The lawsuits are among more than 400 in which J&J and its Janssen unit were accused of personal injuries caused by Risperdal, the company said in an August regulatory filing. More than 100 involve claims that the drug caused young males to grow breasts, Sheller said.

The settlement covers cases that were planned for trial this year in Philadelphia, Janssen said in a statement e-mailed by spokeswoman Teresa Mueller.

The U.S. Food and Drug Administration gave its approval to Risperdal for psychotic disorders including schizophrenia in 1993. It was later approved for other uses. J&J has denied any wrongdoing.

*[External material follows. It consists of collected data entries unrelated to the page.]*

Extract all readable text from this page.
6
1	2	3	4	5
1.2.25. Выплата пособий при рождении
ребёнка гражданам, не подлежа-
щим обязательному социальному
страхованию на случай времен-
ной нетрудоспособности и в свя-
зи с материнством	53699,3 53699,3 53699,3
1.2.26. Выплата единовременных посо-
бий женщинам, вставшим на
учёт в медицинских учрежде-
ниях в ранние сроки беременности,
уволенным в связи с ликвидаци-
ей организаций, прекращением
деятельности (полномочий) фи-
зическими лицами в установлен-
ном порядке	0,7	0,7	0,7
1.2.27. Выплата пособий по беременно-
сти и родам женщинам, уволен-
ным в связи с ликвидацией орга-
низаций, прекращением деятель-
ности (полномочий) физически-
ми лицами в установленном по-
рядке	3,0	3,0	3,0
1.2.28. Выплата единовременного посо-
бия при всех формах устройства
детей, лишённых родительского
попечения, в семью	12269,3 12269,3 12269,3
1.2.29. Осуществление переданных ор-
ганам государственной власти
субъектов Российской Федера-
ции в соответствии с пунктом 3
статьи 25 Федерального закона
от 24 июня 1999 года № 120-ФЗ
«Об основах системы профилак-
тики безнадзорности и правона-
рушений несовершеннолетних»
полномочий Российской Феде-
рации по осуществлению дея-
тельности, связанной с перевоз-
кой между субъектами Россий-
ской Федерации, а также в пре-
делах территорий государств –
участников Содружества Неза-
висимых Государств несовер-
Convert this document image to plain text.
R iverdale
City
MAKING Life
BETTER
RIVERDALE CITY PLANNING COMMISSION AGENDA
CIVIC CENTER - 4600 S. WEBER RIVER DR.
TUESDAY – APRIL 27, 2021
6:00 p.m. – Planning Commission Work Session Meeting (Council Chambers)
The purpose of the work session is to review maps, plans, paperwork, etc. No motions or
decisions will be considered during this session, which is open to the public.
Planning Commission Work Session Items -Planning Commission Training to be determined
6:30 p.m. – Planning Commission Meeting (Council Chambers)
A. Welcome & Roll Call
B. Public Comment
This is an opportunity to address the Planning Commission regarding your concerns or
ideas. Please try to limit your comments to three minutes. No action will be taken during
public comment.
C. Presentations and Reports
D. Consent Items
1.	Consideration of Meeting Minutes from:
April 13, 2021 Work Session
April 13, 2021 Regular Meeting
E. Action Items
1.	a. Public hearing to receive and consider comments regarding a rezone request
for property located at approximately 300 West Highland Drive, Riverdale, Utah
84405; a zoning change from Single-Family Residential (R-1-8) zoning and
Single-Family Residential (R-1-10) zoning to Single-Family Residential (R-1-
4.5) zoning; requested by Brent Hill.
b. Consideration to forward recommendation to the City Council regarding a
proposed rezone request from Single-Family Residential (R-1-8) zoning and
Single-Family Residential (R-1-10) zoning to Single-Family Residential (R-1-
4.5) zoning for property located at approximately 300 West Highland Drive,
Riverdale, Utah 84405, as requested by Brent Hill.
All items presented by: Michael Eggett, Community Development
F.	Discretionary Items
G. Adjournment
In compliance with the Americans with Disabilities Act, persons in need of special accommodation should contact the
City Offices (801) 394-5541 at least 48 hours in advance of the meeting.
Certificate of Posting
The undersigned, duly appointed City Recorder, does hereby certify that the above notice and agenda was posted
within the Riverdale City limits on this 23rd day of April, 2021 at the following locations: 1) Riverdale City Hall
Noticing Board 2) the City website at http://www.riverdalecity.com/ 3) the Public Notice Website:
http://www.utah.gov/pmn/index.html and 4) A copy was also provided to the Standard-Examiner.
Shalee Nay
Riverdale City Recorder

“Since the early 1990s, Risperdal has improved the lives of countless people throughout the world who suffer from the devastating effects of serious mental illness,” according to the statement from Janssen.

‘Illegally Marketed’

Global sales of Risperdal peaked at $4.5 billion in 2007 and declined to $527 million in 2010 after the company lost patent protection.

J&J hid the fact that Risperdal could increase hormone levels that prompted breast development in males and trained salespeople to downplay the information in calls to doctors, Bob Hilliard, a plaintiff’s lawyer, told a jury on Sept. 24 in the first case to go to trial.

“A drug that was never meant for kids was illegally marketed to kids,” Hilliard said.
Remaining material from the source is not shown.